A GlyphVector object can represent only glyphs from a single font; the default implementation represents only glyphs that appear on a single line of text. If you want to represent a single line of multifont text, you can use a java.awt. font.TextLayout object. And if you want to work with multiline text, you can use java.awt.font.LineBreakMeasurer to break a paragraph of multifont text into multiple TextLayout objects, each representing a single line of text.
TextLayout is a powerful class for displaying multifont text. It supports bidirectional text layout, such as when left-to-right English text is mixed with right-to-left Hebrew or Arabic text or when right-to-left Hebrew letters are mixed with left-to-right Hebrew numbers. Once you've created a TextLayout object, you can draw the text it represents by calling its draw() method, specifying a Graphics2D object and a position.
The TextLayout object does more than simply draw text. Once the text is drawn, it also provides methods that applications can use to allow a user to interact with the text. If the user clicks on the text, the TextLayout has a method that allows you to determine which character was clicked on. If you want to highlight portions of the text, you can tell the TextLayout the first and last characters to be highlighted, and it returns a Shape that represents the region to be highlighted. Similarly, if you want to display an insertion cursor within the text, you can specify the character position, and the TextLayout returns a Shape that you can draw to display the cursor. Although these methods may seem trivial, they in fact handle all the nontrivial complexities of multifont and bidirectional text, making TextLayout a powerful class for certain applications.

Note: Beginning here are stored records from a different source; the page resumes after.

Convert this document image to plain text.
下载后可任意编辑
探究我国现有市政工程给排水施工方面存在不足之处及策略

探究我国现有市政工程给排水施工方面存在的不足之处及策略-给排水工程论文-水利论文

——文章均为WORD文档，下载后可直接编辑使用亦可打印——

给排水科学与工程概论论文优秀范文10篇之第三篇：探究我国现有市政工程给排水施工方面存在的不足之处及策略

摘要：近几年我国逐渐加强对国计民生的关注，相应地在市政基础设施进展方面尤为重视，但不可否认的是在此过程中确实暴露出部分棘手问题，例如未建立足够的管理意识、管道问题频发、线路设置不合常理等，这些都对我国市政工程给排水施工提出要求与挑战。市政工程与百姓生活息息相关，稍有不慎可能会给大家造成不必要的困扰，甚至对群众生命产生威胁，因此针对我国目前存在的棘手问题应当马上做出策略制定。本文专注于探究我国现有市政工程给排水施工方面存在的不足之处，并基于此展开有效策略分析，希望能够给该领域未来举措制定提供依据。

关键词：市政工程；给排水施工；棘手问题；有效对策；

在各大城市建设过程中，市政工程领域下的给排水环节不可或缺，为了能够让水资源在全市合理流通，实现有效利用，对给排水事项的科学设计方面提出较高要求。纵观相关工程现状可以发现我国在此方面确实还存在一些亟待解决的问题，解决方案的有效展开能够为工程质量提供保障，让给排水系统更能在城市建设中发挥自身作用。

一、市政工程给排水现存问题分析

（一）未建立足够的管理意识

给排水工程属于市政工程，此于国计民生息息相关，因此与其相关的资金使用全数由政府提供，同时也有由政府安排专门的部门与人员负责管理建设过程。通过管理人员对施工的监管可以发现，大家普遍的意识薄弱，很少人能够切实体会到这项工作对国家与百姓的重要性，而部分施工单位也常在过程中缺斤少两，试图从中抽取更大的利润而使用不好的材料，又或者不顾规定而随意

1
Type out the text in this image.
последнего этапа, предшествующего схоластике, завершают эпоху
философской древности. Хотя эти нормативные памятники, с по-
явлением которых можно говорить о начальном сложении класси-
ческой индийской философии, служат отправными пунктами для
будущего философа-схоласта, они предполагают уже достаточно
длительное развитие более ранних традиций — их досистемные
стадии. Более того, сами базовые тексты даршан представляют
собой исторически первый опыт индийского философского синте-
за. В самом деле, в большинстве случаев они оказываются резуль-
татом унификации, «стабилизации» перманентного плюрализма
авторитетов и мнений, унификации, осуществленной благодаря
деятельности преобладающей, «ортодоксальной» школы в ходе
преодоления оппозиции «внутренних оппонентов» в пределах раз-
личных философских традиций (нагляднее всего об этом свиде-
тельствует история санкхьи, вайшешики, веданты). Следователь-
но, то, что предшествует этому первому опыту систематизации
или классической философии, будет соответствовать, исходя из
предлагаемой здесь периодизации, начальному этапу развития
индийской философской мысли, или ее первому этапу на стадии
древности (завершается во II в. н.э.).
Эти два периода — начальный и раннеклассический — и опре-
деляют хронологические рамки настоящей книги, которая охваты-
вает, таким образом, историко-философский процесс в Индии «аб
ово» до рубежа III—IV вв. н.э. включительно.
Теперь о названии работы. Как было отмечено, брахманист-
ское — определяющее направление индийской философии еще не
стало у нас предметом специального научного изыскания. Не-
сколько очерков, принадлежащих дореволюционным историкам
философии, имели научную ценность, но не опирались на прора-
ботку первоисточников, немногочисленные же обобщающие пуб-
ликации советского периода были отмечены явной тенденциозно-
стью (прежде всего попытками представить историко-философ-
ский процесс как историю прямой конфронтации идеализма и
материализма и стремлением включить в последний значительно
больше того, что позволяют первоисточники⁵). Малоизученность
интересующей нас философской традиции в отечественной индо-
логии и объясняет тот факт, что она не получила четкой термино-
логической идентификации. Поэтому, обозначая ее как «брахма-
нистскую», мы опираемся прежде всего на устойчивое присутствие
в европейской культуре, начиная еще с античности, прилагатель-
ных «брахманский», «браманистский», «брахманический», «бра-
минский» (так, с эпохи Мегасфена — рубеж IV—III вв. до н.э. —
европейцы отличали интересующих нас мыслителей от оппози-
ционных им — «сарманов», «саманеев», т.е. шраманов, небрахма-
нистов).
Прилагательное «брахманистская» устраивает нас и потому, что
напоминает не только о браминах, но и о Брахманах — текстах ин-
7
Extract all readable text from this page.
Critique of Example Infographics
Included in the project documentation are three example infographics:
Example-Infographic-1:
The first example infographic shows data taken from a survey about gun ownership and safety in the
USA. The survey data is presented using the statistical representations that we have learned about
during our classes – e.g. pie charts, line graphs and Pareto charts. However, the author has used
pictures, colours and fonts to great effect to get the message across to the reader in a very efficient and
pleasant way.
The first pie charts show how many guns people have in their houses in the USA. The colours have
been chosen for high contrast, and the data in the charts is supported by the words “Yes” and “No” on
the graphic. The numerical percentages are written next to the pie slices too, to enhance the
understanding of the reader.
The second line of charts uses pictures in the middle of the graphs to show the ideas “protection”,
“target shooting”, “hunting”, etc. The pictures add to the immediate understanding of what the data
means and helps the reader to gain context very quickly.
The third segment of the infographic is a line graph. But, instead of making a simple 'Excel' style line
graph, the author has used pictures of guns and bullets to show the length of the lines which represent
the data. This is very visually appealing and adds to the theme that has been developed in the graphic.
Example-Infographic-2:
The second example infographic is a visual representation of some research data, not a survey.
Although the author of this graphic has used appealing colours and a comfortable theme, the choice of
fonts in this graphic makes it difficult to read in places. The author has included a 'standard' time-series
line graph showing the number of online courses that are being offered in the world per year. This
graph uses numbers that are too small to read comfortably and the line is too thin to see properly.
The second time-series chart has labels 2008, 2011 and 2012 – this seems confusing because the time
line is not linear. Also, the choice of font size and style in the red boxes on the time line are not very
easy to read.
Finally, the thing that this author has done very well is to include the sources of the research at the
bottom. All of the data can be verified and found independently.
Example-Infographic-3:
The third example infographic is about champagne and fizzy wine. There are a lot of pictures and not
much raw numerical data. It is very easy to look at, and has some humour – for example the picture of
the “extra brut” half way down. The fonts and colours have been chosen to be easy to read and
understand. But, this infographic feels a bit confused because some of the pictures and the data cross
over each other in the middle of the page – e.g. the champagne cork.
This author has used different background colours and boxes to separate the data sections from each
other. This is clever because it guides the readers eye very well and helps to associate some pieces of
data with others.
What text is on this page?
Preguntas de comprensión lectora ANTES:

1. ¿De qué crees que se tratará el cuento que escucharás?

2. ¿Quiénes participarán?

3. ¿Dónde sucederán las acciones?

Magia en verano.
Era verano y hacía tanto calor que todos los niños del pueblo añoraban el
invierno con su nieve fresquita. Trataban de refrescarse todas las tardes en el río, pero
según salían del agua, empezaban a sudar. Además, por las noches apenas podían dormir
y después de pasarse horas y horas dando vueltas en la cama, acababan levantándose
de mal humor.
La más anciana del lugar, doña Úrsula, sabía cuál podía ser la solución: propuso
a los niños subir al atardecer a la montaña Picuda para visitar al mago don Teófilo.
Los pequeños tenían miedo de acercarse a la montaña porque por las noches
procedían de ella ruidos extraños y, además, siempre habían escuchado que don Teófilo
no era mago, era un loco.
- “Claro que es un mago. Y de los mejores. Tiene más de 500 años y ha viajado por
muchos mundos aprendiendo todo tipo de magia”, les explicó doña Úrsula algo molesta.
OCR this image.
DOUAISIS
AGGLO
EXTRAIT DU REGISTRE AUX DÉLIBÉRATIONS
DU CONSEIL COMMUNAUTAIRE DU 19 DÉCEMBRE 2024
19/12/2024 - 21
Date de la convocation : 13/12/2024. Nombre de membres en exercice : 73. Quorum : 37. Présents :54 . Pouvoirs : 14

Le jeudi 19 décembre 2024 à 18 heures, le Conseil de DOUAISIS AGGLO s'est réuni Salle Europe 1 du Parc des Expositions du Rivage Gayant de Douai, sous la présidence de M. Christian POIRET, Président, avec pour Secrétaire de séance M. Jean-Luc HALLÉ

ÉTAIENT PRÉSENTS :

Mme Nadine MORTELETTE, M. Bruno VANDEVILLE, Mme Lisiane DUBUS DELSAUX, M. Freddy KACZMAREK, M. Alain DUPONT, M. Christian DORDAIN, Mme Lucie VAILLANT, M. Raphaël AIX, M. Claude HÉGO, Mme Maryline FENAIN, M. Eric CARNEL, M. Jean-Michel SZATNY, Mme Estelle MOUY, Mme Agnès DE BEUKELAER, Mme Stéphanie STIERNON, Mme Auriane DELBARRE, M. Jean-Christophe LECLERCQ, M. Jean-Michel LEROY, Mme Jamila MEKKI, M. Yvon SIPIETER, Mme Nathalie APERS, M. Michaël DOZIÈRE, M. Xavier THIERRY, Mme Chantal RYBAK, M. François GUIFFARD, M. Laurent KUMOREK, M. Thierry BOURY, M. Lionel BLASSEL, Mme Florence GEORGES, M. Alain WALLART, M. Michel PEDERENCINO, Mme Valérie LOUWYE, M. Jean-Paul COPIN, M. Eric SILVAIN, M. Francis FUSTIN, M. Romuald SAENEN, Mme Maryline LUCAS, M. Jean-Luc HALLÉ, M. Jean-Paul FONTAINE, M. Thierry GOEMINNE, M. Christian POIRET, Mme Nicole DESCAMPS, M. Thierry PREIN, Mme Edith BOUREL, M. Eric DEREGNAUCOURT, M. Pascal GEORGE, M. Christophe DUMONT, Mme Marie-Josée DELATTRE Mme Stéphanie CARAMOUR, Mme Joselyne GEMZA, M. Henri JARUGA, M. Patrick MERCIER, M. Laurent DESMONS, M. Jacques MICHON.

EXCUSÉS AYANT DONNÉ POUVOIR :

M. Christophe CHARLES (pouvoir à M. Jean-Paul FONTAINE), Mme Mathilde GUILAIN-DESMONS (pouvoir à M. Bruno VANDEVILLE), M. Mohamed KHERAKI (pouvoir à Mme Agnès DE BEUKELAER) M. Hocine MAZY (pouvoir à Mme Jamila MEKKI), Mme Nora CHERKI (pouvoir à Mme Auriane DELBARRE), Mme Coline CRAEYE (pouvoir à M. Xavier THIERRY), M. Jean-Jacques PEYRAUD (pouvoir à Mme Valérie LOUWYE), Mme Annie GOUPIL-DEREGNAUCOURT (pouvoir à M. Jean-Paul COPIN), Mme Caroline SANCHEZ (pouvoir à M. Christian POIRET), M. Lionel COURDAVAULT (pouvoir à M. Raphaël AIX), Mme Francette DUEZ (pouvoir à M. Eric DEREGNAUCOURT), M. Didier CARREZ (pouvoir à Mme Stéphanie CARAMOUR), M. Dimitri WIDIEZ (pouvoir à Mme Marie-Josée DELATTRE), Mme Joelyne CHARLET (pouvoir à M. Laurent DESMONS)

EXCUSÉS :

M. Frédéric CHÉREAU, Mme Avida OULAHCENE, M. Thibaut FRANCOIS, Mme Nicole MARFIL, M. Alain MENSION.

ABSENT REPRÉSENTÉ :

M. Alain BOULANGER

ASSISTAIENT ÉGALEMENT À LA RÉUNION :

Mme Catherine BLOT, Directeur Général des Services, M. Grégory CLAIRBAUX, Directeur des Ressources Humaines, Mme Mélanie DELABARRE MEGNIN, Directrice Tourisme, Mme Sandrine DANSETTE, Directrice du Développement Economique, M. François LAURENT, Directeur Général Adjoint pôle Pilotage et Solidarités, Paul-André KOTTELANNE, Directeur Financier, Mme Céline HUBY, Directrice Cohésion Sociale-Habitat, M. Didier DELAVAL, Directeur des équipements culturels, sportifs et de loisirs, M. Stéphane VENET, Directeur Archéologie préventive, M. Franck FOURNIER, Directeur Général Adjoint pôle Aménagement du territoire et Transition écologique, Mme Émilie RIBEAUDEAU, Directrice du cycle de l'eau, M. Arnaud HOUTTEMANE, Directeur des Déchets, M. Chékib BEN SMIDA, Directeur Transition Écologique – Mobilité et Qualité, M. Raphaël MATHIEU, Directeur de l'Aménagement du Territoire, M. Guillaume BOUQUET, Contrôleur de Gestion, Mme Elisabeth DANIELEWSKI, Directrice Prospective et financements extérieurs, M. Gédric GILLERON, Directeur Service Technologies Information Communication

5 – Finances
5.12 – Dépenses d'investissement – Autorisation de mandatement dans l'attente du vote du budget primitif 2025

You can create a TextLayout object by specifying a String, a Font, and a FontRenderContext. However, a TextLayout created in this way can represent only single-font text. To display multifont text, you must use a java.text.AttributedCharacterIterator to represent the text. The attributes associated with the text should be java.awt.font.TextAttribute constants, such as TextAttribute.FONT. The easiest way to create an AttributedCharacterIterator is to create a java.text.AttributedString, specify attributes with its addAttribute() method, and then get an iterator for it with its getIterator() method. The java.text API is covered in Java in a Nutshell, not in this book.
As I mentioned earlier, the GlyphVector class allows you to obtain a Shape object that represents the outline of a single glyph or a string of glyphs. This is a powerful feature of Java 2D that allows you to produce sophisticated text art. The Shape object returned by the getOutline() or getGlyphOutline() method of GlyphVector can be used in the same way that you use any other Shape object. Use the draw() method of Graphics2D to draw the outline of the glyph or glyphs. Use fill() to fill the glyphs with an arbitrary Paint. You can transform the glyph shapes by scaling, rotating, and skewing them and you can even use them to perform clipping and hit detection.